If you are behind (sending commands too late) you need to immediately catch up, which means stepping the simulation several times without rendering. This will glitch a little bit, but hopefully only happens at most once. If you are ahead (sending commands too early, causing unnecessary latency) you can smoothly drop the step delta. Say, if you're ahead by X steps, you subtract (X / 10) steps from the local offset (which means you step simulation slower / less frequently for a little bit.) (Also, you have to keep the time -> server ticks offset variable as a double or fraction)

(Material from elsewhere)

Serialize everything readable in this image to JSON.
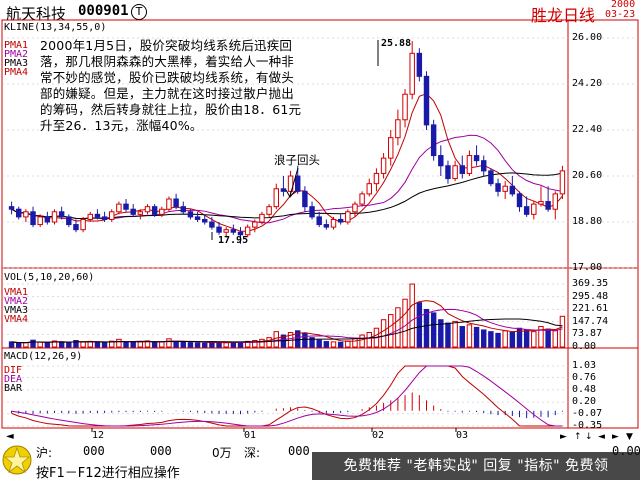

Finally, you want some "desired" set of jitter buffering. It may be OK to be between 0-4 steps ahead of the server, for example, because transmission times will jump around a little bit. You may even want to count how many times you have to adjust the clock (either direction) and slowly increasae the acceptable jitter size if you have to adjust it often, to compensate.
Hello. I'd like to thank for your help. I have implemented what has been discussed in this thread, and the results are much better than before!
The player now is almost exactly where he should by the time the update packet is received! (It's not exactly 100% correct, but it's barely noticeable).
One thing remains to do. Currently the client completely ignores the tick diff reported by the server and just adds +2 to each input's tick (+2 is because that's what I noticed was the best with the server running on localhost).
By setting an artificial delay to my network, the results change, because the tick diff changes. With 50 milliseconds delay, the client gets this: http://pastebin.com/kNu9RL1U
As you can see, it changes just a bit when it does.
Here is my idea: Use an average of the last X tick differences (updated each frame) and round to the nearest integer. But what would be a good value for X? Probably it should be a small number - I was thinking of maybe 5.